More people are applying to the university than ever before, despite a 13.5 percent tuition increase this school year, Penn State President Graham Spanier told the Board of Trustees at its meeting Friday.
Applications to all of the university's programs were up 10 percent to 56,765 by the second week of January, compared with the same time in 2002.
Undergraduate applications were 9 percent higher at 37,405, with about two-thirds of those coming in over the Web.
"Raising tuition -- it has been shown for most prestigious universities -- does not tend to decrease applications," Spanier said.
But higher costs often discourage lower-income students from applying, he added.
"We might be pricing ourselves out of the possibility of certain students even applying, and thereby eroding our traditional land-grant mission to be the people's university," Spanier told the trustees.
Student trustee Nicole Lobaugh emphasized the importance of funding and advertising scholarships and grants to ensure that lower-income students still apply as tuition continues to rise.
On Sunday, Lobaugh highlighted the Trustee Scholarship Program, a five-year, $100 million initiative launched last summer to attract donors and create new scholarships.
Despite these concerns, university officials called the increase a sign that Penn State remains one of the nation's most popular destinations for higher education.
By the end of the last application period in 2002, the university had received 79,734 applications.
Graduate applications so far this cycle were up 14 percent, and the College of Medicine in Hershey has seen 9 percent more applications by mid-year.
While the Dickinson School of Law continues to struggle with low test scores and low diversity, it has seen a 51 percent jump in applications, to just under 1,000 so far.
Penn State spokesman Steve MacCarthy explained that when the economy is struggling, more people tend to consider graduate school.

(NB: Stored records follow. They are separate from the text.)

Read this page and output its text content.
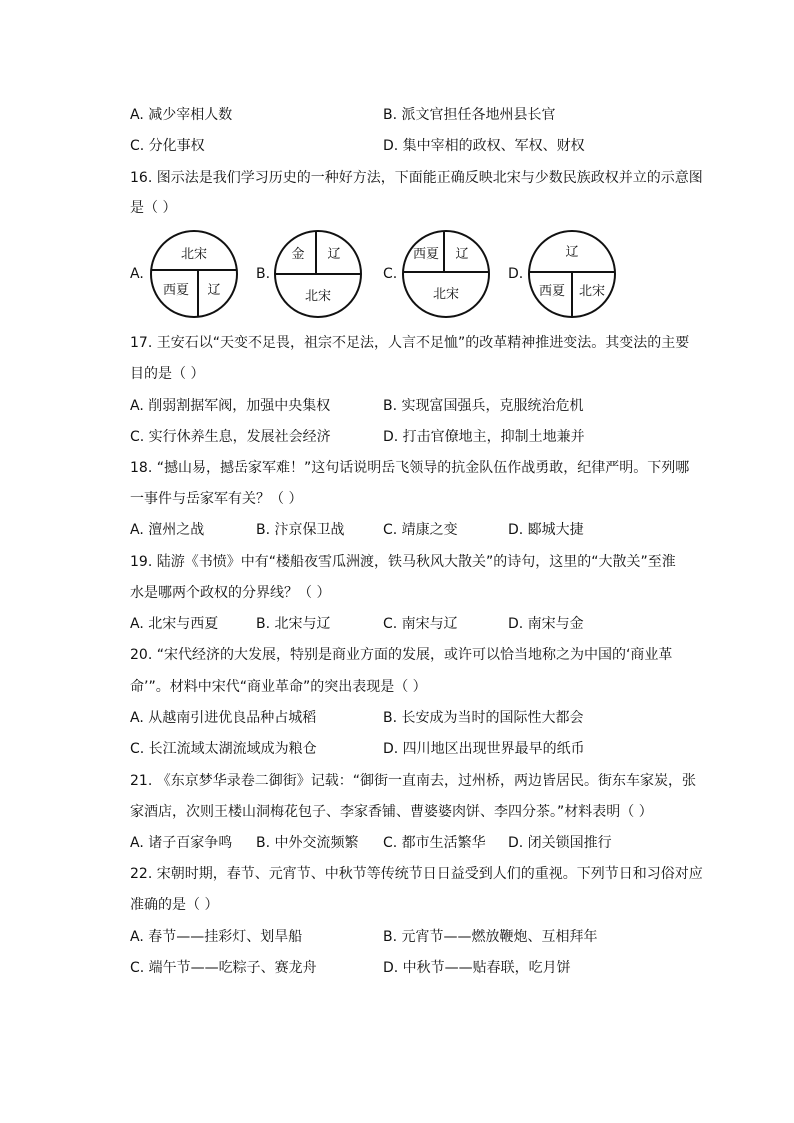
A. 减少宰相人数	B. 派文官担任各地州县长官
C. 分化事权	D. 集中宰相的政权、军权、财权
16. 图示法是我们学习历史的一种好方法，下面能正确反映北宋与少数民族政权并立的示意图
是（ ）
A.
北宋
西夏 辽
B.
金 辽
北宋
C.
西夏 辽
北宋
D.
辽
西夏 北宋
17. 王安石以“天变不足畏，祖宗不足法，人言不足恤”的改革精神推进变法。其变法的主要
目的是（ ）
A. 削弱割据军阀，加强中央集权	B. 实现富国强兵，克服统治危机
C. 实行休养生息，发展社会经济	D. 打击官僚地主，抑制土地兼并
18. “撼山易，撼岳家军难！”这句话说明岳飞领导的抗金队伍作战勇敢，纪律严明。下列哪
一事件与岳家军有关？（ ）
A. 澶州之战	B. 汴京保卫战	C. 靖康之变	D. 郾城大捷
19. 陆游《书愤》中有“楼船夜雪瓜洲渡，铁马秋风大散关”的诗句，这里的“大散关”至淮
水是哪两个政权的分界线？（ ）
A. 北宋与西夏	B. 北宋与辽	C. 南宋与辽	D. 南宋与金
20. “宋代经济的大发展，特别是商业方面的发展，或许可以恰当地称之为中国的‘商业革
命’”。材料中宋代“商业革命”的突出表现是（ ）
A. 从越南引进优良品种占城稻	B. 长安成为当时的国际性大都会
C. 长江流域太湖流域成为粮仓	D. 四川地区出现世界最早的纸币
21. 《东京梦华录卷二御街》记载：“御街一直南去，过州桥，两边皆居民。街东车家炭，张
家酒店，次则王楼山洞梅花包子、李家香铺、曹婆婆肉饼、李四分茶。”材料表明（ ）
A. 诸子百家争鸣 B. 中外交流频繁 C. 都市生活繁华 D. 闭关锁国推行
22. 宋朝时期，春节、元宵节、中秋节等传统节日日益受到人们的重视。下列节日和习俗对应
准确的是（ ）
A. 春节——挂彩灯、划旱船	B. 元宵节——燃放鞭炮、互相拜年
C. 端午节——吃粽子、赛龙舟	D. 中秋节——贴春联，吃月饼
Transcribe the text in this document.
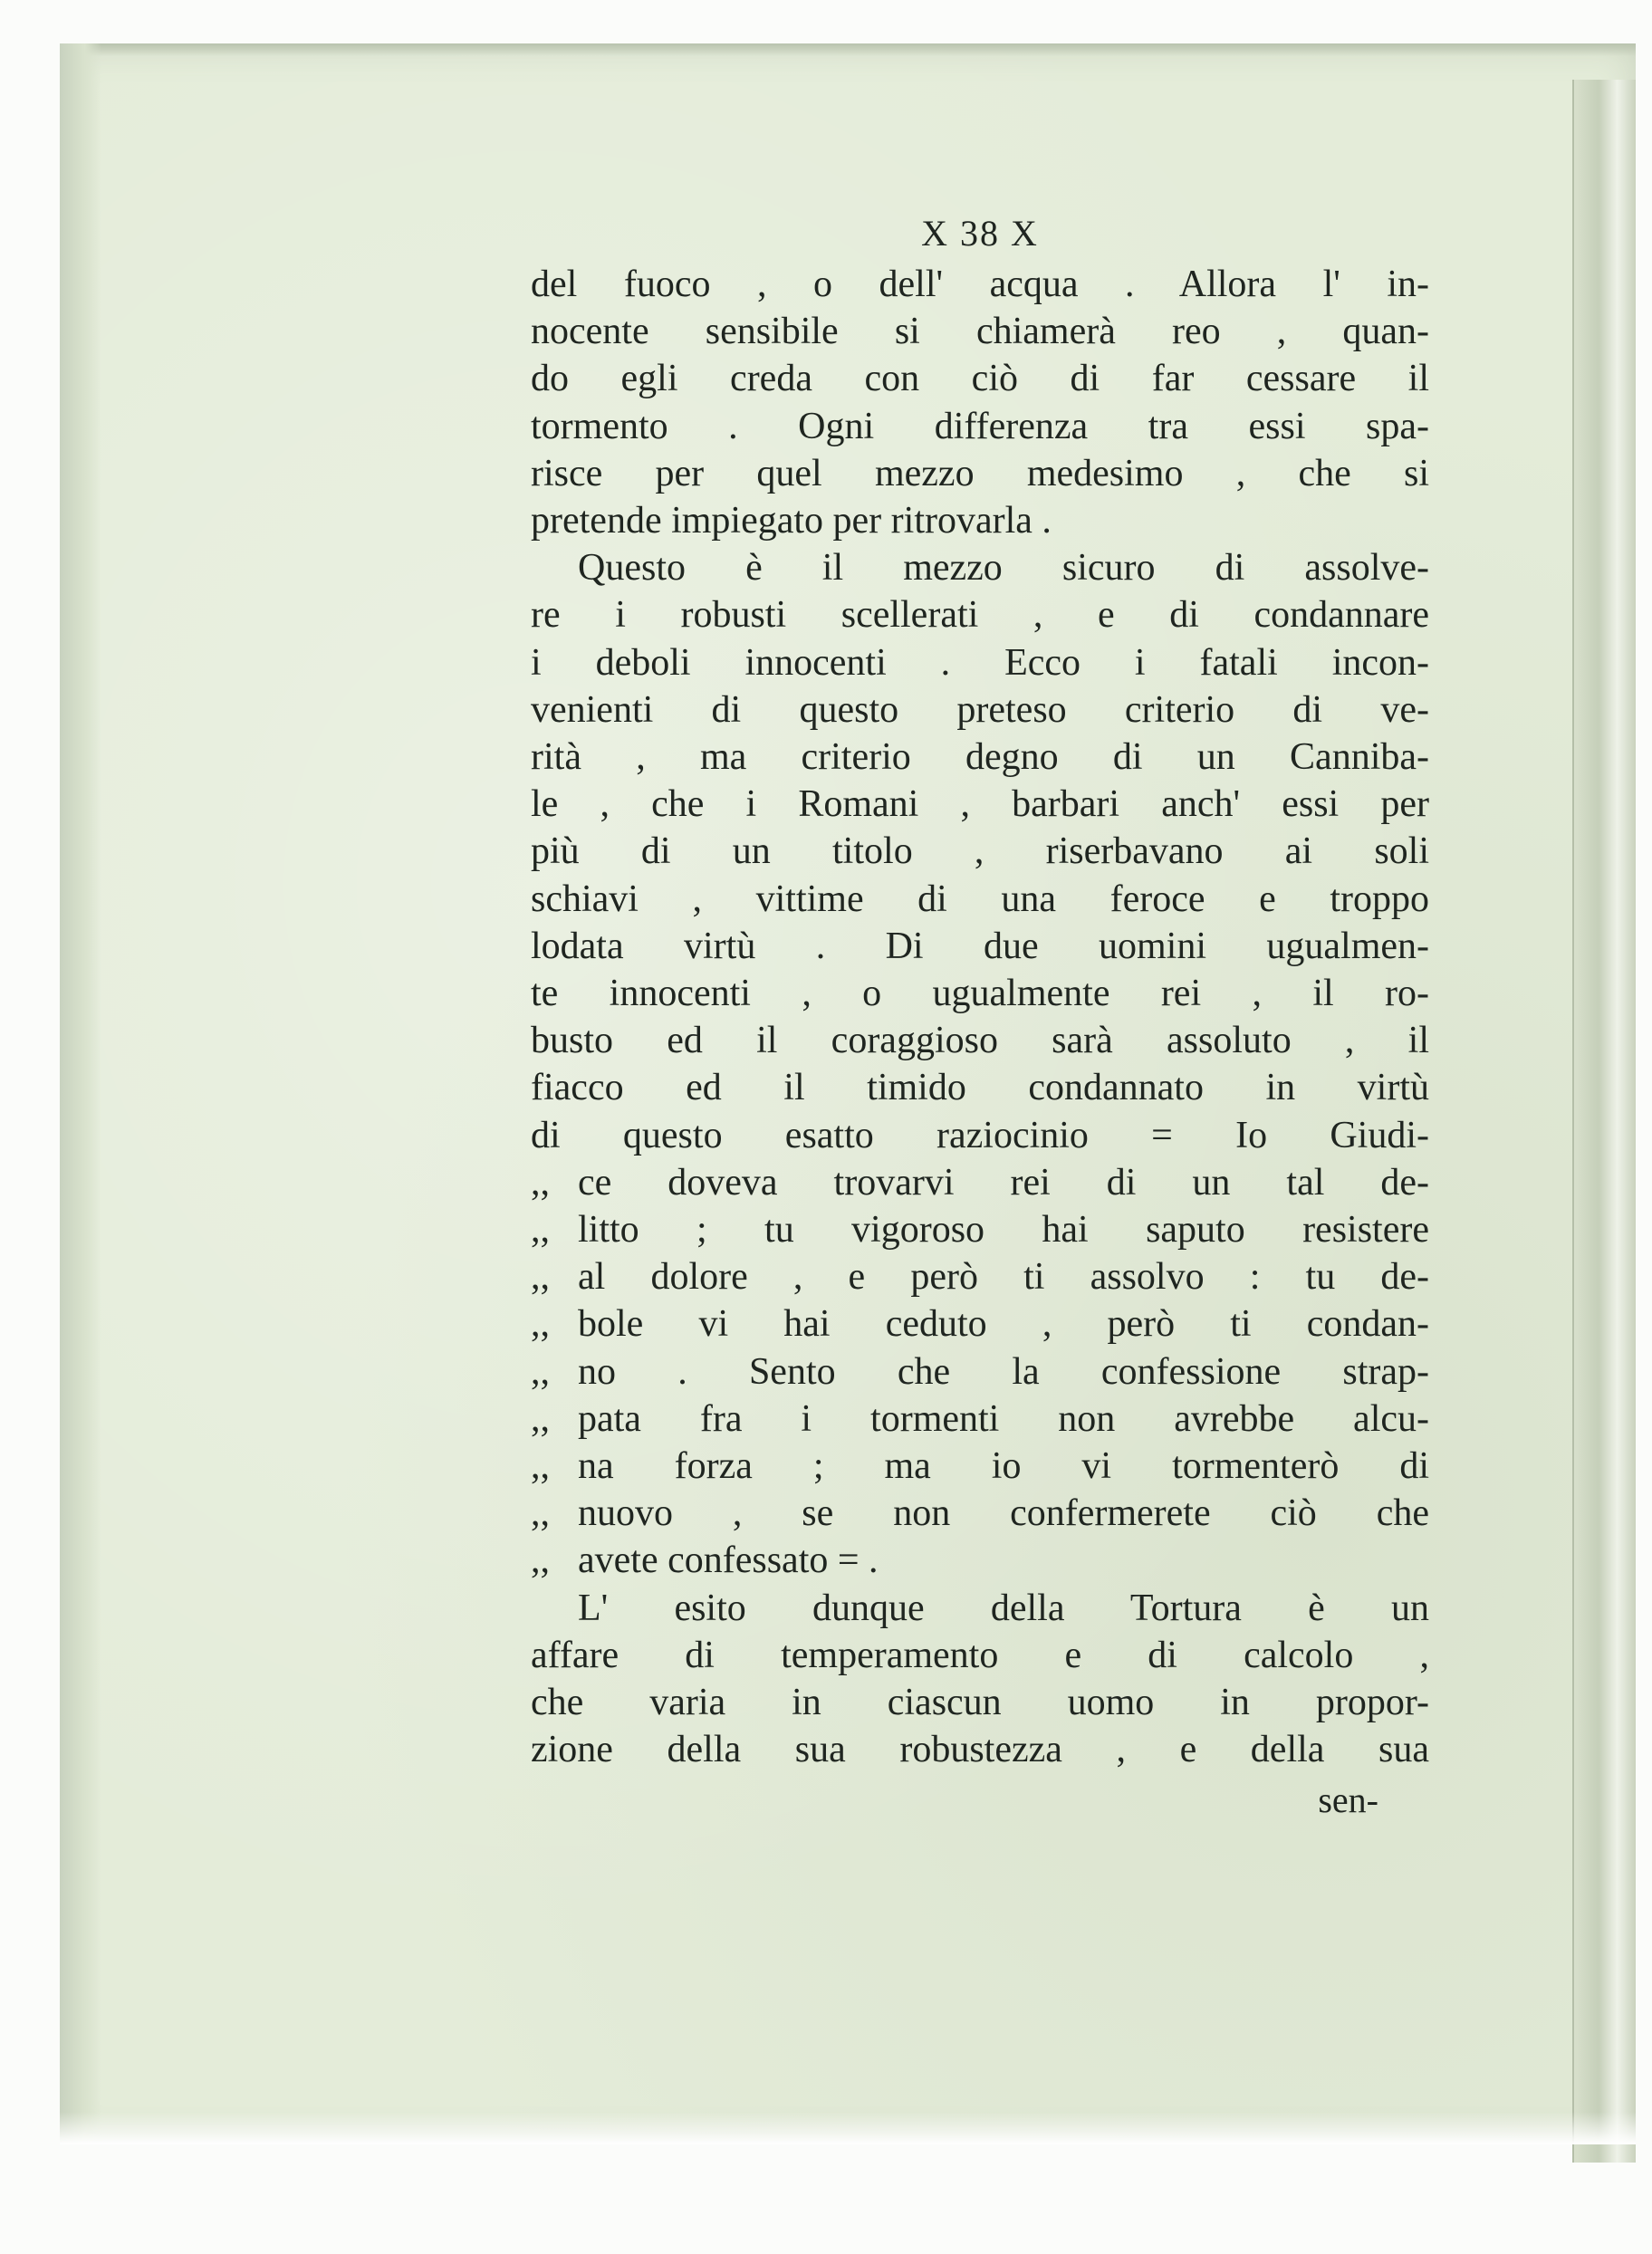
X 38 X
del fuoco , o dell' acqua . Allora l' in-
nocente sensibile si chiamerà reo , quan-
do egli creda con ciò di far cessare il
tormento . Ogni differenza tra essi spa-
risce per quel mezzo medesimo , che si
pretende impiegato per ritrovarla .
Questo è il mezzo sicuro di assolve-
re i robusti scellerati , e di condannare
i deboli innocenti . Ecco i fatali incon-
venienti di questo preteso criterio di ve-
rità , ma criterio degno di un Canniba-
le , che i Romani , barbari anch' essi per
più di un titolo , riserbavano ai soli
schiavi , vittime di una feroce e troppo
lodata virtù . Di due uomini ugualmen-
te innocenti , o ugualmente rei , il ro-
busto ed il coraggioso sarà assoluto , il
fiacco ed il timido condannato in virtù
di questo esatto raziocinio = Io Giudi-
,, ce doveva trovarvi rei di un tal de-
,, litto ; tu vigoroso hai saputo resistere
,, al dolore , e però ti assolvo : tu de-
,, bole vi hai ceduto , però ti condan-
,, no . Sento che la confessione strap-
,, pata fra i tormenti non avrebbe alcu-
,, na forza ; ma io vi tormenterò di
,, nuovo , se non confermerete ciò che
,, avete confessato = .
L' esito dunque della Tortura è un
affare di temperamento e di calcolo ,
che varia in ciascun uomo in propor-
zione della sua robustezza , e della sua
sen-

Spanier told the trustees that Pennsylvania is seeing two phenomena that may be leading to the increase in undergraduate applications: More students are graduating from high school, and more of those graduates are applying to college.
Another figure administrators check frequently is the "yield," or what proportion of students who get accepted to Penn State ultimately decide to attend.
A couple of decades ago, only about one in four students came to Penn State once the door was opened to them, Spanier said. Today, yield is up to about 40 percent.
"We have to guard against sending out too many offers and finding that we have no housing for them and no classrooms to put them into," Spanier said. "It's a very fascinating thing."
MacCarthy said the university still wants to keep enrollment at University Park at about 42,000. The total headcount at all campuses totals 83,038.